One thing to note about the book.  As you can see form the page numbers above, similar sentiments about Gifford are on page 20 and 44.  Theroux tends to circle back onto the same topics a number of times.  So the same names tend to pop up three or four times (Buffy comes up at least 3).  It feels like Theroux (who published this soon after Gorey died) wrote it in fits and just needed to get down as much as possible.  And while the book feels repetitive, it never feels flaccid or like it’s full of padding.  It just feels like a huge outpouring of information.  Or like an essay collections by a person who tends to revisit similar material.
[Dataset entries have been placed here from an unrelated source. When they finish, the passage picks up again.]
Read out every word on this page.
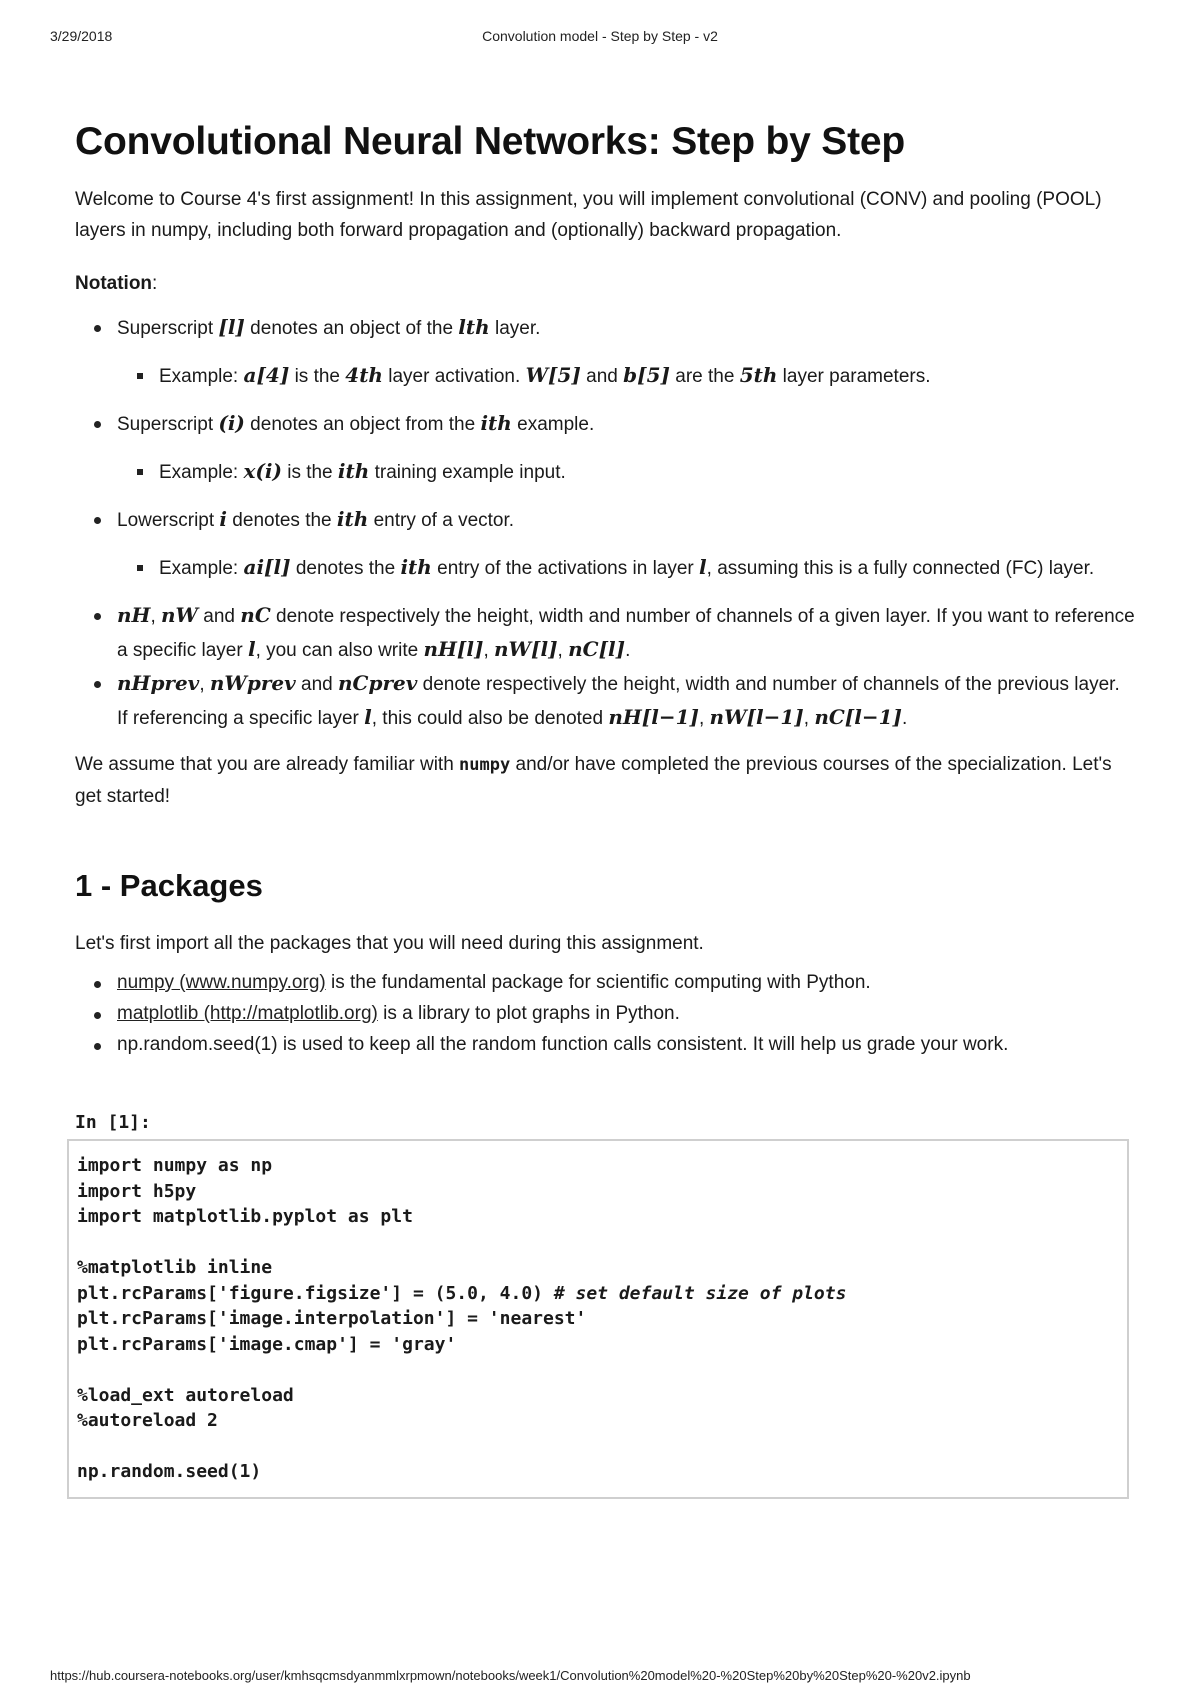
3/29/2018	Convolution model - Step by Step - v2
Convolutional Neural Networks: Step by Step

Welcome to Course 4's first assignment! In this assignment, you will implement convolutional (CONV) and pooling (POOL) layers in numpy, including both forward propagation and (optionally) backward propagation.

Notation:

Superscript [l] denotes an object of the lth layer.
Example: a[4] is the 4th layer activation. W[5] and b[5] are the 5th layer parameters.
Superscript (i) denotes an object from the ith example.
Example: x(i) is the ith training example input.
Lowerscript i denotes the ith entry of a vector.
Example: ai[l] denotes the ith entry of the activations in layer l, assuming this is a fully connected (FC) layer.
nH, nW and nC denote respectively the height, width and number of channels of a given layer. If you want to reference a specific layer l, you can also write nH[l], nW[l], nC[l].
nHprev, nWprev and nCprev denote respectively the height, width and number of channels of the previous layer. If referencing a specific layer l, this could also be denoted nH[l−1], nW[l−1], nC[l−1].

We assume that you are already familiar with numpy and/or have completed the previous courses of the specialization. Let's get started!

1 - Packages

Let's first import all the packages that you will need during this assignment.

numpy (www.numpy.org) is the fundamental package for scientific computing with Python.
matplotlib (http://matplotlib.org) is a library to plot graphs in Python.
np.random.seed(1) is used to keep all the random function calls consistent. It will help us grade your work.
In [1]:
import numpy as np
import h5py
import matplotlib.pyplot as plt
%matplotlib inline
plt.rcParams['figure.figsize'] = (5.0, 4.0) # set default size of plots
plt.rcParams['image.interpolation'] = 'nearest'
plt.rcParams['image.cmap'] = 'gray'
%load_ext autoreload
%autoreload 2
np.random.seed(1)
https://hub.coursera-notebooks.org/user/kmhsqcmsdyanmmlxrpmown/notebooks/week1/Convolution%20model%20-%20Step%20by%20Step%20-%20v2.ipynb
Interestingly, the book isn’t necessarily for fans of Gorey.  I honestly haven’t read any of his works in years, but I found this book funny and strangely cathartic (if you like bitchy, opinionated scholar-types).  If any of the above appeals, you’ll get a kick of out Gorey, whether you like his drawings or not.  The book is also full of Gorey’s drawings (although nothing new), from his books and from some of his posters.

I was also intrigued by the fact that Gorey, clearly no friend of people, did not shy away from the outside world.  He lived on Cape Cod and New York City where his number was in the phone book the whole time.  He walked around Manhattan in a big beard and fur coat (until he gave up the coat for animal rights reasons).  When he moved full time to Cape Cod, he lived in a residential area and did not turn away any fans (he always had manners even if he knew the whole thing was kind of silly).  And apparently his house was simply chock full of fascinating geegaws and gimcracks.

For all of his proclamations about others, he did not have a large ego about his own work.  And the book gives the impression that he was just an opinionated guy who knew what he liked and was happy to share his thoughts with others (or his cats).

I just found out that Theroux reissued this book in 2011 and updated it from 68 pages (my version) to 168 pages.  I don’t know how much has changed.  In looking online it seems like maybe all he has done is make the original pictures larger, but there may be other textual changes as well.